In 'The Summit', Ian Breakwell's first published
piece of writing, a passer-by glimpses an indistinct colony of creatures
on a mountaintop plateau, but assumes this is 'an everyday occurrence';
later, realising that he may be the only person ever to have seen this
summit, 'this chance observer – was now forced to think again about
something he might otherwise have forgotten'.
Recollecting the
piece years later, Breakwell observed: 'It's a parable because the words
can't quite capture what it is [that the passer-by has seen], so inset
into the publication is a colour transparency of a painting called Summit
which illustrates the story visually. It's a good example, early on, of
saying, 'What can you do in words and what can you do in pictures?'
That Breakwell has never settled on an answer to this question is
clear from a body of work comprising films, videos, books, paintings,
collages, performances and installations - each borrowing freely from
one another. And although he was associated with the London Filmmakers'
Co-op from its beginnings, he was perhaps the earliest among his
contemporaries to make inroads as a gallery artist. If one thing unites
all his various activities, it is the standpoint of the 'chance observer':
the curious eye alert to the marginal, the trivial, the absurd -
everyday events which might otherwise have been forgotten, or never
noticed in the first place. In fact, the category of 'the everyday' itself
is what much of Breakwell's work contests.
Breakwell detests the
humdrum procession of time, the thoughtless repetitiveness that desires
- as a slogan in one of his painting series puts it - to 'keep
things as they are'. He looks askance at the minutiae to which habit and
social decorum usually blind us, reframing them so they appear ridiculous,
shocking.
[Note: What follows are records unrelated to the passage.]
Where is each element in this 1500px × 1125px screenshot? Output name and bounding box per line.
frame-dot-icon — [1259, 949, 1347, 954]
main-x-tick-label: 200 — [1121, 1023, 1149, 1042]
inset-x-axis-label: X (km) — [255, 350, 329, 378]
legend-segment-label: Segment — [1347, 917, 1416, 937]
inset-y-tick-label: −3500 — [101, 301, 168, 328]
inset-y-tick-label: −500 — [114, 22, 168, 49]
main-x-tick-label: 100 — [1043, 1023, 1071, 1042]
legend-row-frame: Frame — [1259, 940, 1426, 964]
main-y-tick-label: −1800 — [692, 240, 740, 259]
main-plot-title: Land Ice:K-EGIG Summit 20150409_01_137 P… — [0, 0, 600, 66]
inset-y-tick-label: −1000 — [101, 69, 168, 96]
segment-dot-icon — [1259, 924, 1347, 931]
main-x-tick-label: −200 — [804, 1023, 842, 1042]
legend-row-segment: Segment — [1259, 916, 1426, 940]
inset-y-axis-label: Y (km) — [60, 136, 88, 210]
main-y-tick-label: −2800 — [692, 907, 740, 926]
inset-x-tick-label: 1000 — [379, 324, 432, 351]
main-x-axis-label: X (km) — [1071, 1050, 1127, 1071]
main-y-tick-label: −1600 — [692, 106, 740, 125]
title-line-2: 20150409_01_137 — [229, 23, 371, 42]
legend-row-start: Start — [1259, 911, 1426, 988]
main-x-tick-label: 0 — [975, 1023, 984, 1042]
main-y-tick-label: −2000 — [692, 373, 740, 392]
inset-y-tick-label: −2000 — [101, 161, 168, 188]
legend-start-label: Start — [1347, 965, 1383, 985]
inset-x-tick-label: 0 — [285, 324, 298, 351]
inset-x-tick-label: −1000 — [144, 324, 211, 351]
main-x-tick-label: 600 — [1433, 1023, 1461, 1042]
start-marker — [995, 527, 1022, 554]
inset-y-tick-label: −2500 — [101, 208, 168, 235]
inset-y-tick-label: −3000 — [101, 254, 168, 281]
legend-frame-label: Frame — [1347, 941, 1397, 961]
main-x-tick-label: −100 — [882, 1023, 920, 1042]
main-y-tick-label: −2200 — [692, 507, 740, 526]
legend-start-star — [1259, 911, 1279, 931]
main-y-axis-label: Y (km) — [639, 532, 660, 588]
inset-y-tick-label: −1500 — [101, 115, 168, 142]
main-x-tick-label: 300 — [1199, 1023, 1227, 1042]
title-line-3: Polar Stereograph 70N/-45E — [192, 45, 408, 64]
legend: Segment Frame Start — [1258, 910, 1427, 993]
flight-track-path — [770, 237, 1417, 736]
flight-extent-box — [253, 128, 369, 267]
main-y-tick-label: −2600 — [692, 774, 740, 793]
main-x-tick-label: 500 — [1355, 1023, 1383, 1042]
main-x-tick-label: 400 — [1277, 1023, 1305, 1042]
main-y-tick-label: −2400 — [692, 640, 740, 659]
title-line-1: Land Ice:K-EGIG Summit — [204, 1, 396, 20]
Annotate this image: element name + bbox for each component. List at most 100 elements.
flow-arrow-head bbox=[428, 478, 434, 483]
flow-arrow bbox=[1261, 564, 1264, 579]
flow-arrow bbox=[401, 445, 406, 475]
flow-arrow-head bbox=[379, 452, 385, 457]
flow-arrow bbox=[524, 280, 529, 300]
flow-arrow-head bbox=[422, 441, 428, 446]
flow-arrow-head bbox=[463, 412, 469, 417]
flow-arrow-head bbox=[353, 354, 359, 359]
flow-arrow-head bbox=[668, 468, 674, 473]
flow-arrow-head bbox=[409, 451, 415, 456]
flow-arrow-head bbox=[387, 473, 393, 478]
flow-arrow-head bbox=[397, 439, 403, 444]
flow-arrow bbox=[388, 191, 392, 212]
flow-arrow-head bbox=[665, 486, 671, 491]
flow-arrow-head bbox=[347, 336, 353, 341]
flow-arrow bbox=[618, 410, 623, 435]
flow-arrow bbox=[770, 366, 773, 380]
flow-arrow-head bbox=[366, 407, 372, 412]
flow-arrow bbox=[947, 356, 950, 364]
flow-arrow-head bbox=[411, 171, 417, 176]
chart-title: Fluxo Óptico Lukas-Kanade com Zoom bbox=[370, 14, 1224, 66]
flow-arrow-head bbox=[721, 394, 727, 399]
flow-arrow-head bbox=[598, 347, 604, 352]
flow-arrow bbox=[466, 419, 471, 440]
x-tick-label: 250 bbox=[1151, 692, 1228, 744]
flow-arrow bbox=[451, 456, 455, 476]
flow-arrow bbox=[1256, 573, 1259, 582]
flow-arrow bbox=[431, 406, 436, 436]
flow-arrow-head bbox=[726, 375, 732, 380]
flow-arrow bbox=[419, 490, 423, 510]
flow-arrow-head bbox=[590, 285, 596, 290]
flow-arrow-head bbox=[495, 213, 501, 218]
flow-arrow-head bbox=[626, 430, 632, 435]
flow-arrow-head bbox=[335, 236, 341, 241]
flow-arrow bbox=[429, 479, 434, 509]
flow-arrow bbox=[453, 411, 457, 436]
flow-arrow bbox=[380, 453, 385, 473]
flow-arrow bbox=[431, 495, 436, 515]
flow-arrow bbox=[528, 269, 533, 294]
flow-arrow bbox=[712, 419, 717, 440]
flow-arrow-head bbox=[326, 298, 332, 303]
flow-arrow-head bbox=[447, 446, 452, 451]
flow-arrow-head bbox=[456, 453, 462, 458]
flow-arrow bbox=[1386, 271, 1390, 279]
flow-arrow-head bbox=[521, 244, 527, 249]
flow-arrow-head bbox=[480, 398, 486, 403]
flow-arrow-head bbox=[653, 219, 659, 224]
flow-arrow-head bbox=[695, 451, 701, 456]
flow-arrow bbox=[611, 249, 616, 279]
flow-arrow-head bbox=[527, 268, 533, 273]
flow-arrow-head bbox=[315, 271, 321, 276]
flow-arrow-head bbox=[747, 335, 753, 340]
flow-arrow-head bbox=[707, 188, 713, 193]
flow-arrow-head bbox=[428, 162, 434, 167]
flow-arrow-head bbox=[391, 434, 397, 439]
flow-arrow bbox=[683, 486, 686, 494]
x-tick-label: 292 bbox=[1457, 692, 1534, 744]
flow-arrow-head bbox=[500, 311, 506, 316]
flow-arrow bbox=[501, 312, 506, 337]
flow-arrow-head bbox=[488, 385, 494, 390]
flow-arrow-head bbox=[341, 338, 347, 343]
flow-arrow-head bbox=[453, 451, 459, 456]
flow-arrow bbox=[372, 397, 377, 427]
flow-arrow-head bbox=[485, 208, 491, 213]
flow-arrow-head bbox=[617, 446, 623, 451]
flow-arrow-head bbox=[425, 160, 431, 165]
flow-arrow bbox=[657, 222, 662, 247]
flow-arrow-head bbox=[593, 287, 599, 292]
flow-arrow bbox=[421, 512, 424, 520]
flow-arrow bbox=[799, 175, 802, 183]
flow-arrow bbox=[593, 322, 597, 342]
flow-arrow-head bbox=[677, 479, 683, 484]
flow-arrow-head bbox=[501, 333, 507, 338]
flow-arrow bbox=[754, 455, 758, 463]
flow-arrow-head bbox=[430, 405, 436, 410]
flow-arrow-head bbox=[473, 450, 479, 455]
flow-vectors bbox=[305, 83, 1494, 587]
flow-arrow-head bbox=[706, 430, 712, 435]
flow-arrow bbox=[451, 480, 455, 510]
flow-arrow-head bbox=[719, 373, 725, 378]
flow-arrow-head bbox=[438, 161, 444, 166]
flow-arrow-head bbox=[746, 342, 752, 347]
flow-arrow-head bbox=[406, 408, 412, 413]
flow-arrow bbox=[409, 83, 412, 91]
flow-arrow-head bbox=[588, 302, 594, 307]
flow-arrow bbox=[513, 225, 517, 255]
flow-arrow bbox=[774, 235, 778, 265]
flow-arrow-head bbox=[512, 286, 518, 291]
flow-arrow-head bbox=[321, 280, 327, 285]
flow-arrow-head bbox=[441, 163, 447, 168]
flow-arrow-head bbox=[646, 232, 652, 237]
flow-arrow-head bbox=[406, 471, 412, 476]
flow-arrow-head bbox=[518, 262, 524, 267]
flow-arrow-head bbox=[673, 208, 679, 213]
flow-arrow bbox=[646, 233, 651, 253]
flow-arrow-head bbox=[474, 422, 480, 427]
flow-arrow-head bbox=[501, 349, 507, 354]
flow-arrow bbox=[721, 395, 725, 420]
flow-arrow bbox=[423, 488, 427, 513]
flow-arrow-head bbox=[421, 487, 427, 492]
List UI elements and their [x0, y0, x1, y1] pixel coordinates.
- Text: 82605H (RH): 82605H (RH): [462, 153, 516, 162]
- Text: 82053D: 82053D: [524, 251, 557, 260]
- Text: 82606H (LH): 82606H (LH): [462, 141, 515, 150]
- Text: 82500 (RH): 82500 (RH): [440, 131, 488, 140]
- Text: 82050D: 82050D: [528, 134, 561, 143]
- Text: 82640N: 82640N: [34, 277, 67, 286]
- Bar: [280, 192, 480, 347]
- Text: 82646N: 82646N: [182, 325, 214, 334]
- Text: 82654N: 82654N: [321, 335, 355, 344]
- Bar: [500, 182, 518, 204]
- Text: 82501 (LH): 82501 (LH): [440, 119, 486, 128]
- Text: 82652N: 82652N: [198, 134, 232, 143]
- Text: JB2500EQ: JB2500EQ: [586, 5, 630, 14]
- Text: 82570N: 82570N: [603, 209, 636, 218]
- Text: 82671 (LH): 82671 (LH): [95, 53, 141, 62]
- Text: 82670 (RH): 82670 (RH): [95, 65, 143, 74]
The anarchic and absurd aspects so prevelant in Breakwell's work
are almost invariably drawn directly from elements of his everyday
environment - in this sense, he could fairly be characterised as a
surrealist.
In his early film Repertory (1973), a camera circles
the outside of a closed theatre while a voice reels off a daily programme
of 'imagined presentations': a domestic interior covered in melting slabs
of butter; an old aeroplane, an illuminated fish tank, etc. Extrapolated
partly from Breakwell's frequent visits to Nottingham Playhouse in the
late 1950s, the film plays out with peculiar effectiveness his interest in
the relationship between words and pictures. He has subsequently published
the script separately, as something self-contained, but this doesn't imply
the primacy of the text; rather, the flat formality of the images is in
constant tension with the barely-plausible descriptions of the
'presentations'.
The walls of the theatre are bare and decrepit,
but voiceover helps to suggest a figurative importance for them too: they
are, so to speak, the limits of dramatic licence. Theatre audiences
suspend their disbelief only because they are in the theatre: what, then,
are the magic qualities of this shabby building? The dialogue's insistence
on noting, for each day, whether the curtain and footlights are up or down
emphasises that even the wildest stagings are still under the same
'conventional proscenium arch'. With its unresolved tension between the
image on screen and the voiceover, Repertory remains ambigous; theatre is
presented as at once a healthy eruption of the absurd into drab daily
life, and at the same time an arbitrary confinement of it.